©Festival de Clermont-Ferrand

Festival de Clermont-Ferrand 2024: Curtas, a Crítica | Cul de Sac, 2720 e Quase me Lembro em análise

“Cul de Sac”, “2720” e “Quase me Lembro” marcaram presença na mais recente edição do Festival de Clermont-Ferrand.

Decorre em França (2-10 Fevereiro) a 46ª edição da competição nacional, a 36ª edição da competição internacional, a 26ª edição da competição labo e a 39ª edição do Marché du Film Court. Tudo reunido no muito bem organizado Festival du Court Métrage de Clermont-Ferrand, a mais importante manifestação do género, que supera largamente no quadro estratégico de capitalização e comercialização de curtas-metragens qualquer outra das muitas que se realizam e, por vezes, se multiplicam como cogumelos por esse mundo fora. Durante anos acompanhei in loco a programação proposta pelos principais mentores da organização, a associação Sauve Qui Peut Le Court Métrage, herdeiros directos e indirectos dos pais fundadores daquela que foi numa fase inicial uma singela retrospectiva de cinema francês erguida no final dos anos setenta do século XX por estudantes universitários.

TRÊS CURTAS-METRAGENS PORTUGUESAS NA COMPETIÇÃO DE CLERMONT-FERRAND

Na verdade, a Universidade de Clermont-Ferrand veio dar uma vida nova e um perfil novo a uma cidade que durante anos foi conhecida pelo sombrio e bisonho cognome de “Cidade Michelin” devido ao facto de a fábrica daquela marca empregar a maioria da força laboral local, e não só. Também ajudou os investimentos feitos pelas forças vivas da região, nomeadamente as defensoras do património da família liderada por Valéry Giscard d’Estaing, que ocupou o cargo de Presidente da República, e a valorização da cidade com excelentes equipamentos culturais graças a um outro presidente, o sempre amigo do Pays des Volcans, o “ami” François Miterrand. Por lá ganharam a vida muitos portugueses que acabaram por ficar e que ainda hoje dão um sabor e um sotaque especial a Clermont-Ferrand por serem, logo a seguir a Paris, a segunda maior comunidade de origem nacional a residir em França.

Festival de Clermont-Ferrand 2024 Cul de Sac
©Festival de Clermont-Ferrand

Para além da programação nas suas diversas competições e programas especiais, participei sobretudo no Mercado do Filme Curto, plataforma indispensável para quem quiser de forma séria estabelecer as bases de uma programação exigente para públicos exigentes, como sempre defendi durante os dezoito anos que durou o Onda Curta na RTP2, programa de que fui o autor e responsável pela produção e realização. Marca da RTP que se internacionalizou através de parcerias com um vasto leque de instituições e festivais de cinema na Europa, África, Ásia, América, e só faltou a Austrália e Nova Zelândia, parcerias que estavam previstas mas que não se concretizaram antes da minha rescisão amigável com a RTP e consequente interrupção do Onda Curta e das actividades a ele associadas.

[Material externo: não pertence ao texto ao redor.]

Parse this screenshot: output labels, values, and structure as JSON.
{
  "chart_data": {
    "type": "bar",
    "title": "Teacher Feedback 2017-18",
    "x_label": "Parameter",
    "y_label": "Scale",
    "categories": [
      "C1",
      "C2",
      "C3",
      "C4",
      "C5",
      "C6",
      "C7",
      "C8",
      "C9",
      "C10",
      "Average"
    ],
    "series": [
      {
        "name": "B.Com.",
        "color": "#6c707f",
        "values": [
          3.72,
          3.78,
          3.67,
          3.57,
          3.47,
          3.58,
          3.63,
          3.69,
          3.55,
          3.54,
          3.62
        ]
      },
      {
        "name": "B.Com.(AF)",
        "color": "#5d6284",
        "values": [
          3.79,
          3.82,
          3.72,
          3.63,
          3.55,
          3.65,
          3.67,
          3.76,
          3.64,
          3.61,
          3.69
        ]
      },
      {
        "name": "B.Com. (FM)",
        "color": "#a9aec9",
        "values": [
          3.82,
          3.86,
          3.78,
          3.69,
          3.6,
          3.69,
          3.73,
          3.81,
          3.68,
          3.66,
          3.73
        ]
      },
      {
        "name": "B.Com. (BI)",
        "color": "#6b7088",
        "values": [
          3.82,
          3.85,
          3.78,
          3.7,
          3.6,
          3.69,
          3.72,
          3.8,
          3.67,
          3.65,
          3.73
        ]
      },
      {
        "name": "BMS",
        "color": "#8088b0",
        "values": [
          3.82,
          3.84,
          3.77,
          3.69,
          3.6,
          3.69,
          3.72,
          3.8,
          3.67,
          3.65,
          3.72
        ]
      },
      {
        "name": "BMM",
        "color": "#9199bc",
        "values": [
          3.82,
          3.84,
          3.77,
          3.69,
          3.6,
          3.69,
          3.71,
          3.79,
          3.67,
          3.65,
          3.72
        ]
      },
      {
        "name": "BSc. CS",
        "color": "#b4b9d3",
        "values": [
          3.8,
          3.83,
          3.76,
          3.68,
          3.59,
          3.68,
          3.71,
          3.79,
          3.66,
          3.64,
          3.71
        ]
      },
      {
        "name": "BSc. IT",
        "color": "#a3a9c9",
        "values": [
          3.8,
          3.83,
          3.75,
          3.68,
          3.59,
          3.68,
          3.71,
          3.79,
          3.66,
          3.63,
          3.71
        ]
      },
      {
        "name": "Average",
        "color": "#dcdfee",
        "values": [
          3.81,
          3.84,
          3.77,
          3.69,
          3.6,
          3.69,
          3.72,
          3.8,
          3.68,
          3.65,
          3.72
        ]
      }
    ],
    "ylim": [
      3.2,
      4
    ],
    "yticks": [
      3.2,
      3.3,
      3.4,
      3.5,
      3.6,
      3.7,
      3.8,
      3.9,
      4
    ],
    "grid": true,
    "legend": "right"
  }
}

Lê Também:   Pobres Criaturas, a Crítica | A nova colaboração de Emma Stone e Yorgos Lanthimos

Diga-se, o Onda Curta só espera pelas melhores condições objectivas e subjectivas para poder voltar a dar cartas num universo multifacetado e específico que, infelizmente, nos últimos anos em Portugal e noutras geografias não vem conquistando o lugar ao sol que bem merecia. De novo, voltarei a Clermont-Ferrand onde seguramente saudarei a companhia da Agência da Curta-Metragem que desde há anos substituiu no mercado a participação legítima mas demasiado institucional e burocrática do então IPACA, outra das designações que por cá deram ao IPC, ICAM e actual ICA. Entretanto, sem precisar de pôr os pés em França, estou em condições de vos dar conta daquilo que valem as curtas portuguesas que este ano foram seleccionadas para a competição internacional.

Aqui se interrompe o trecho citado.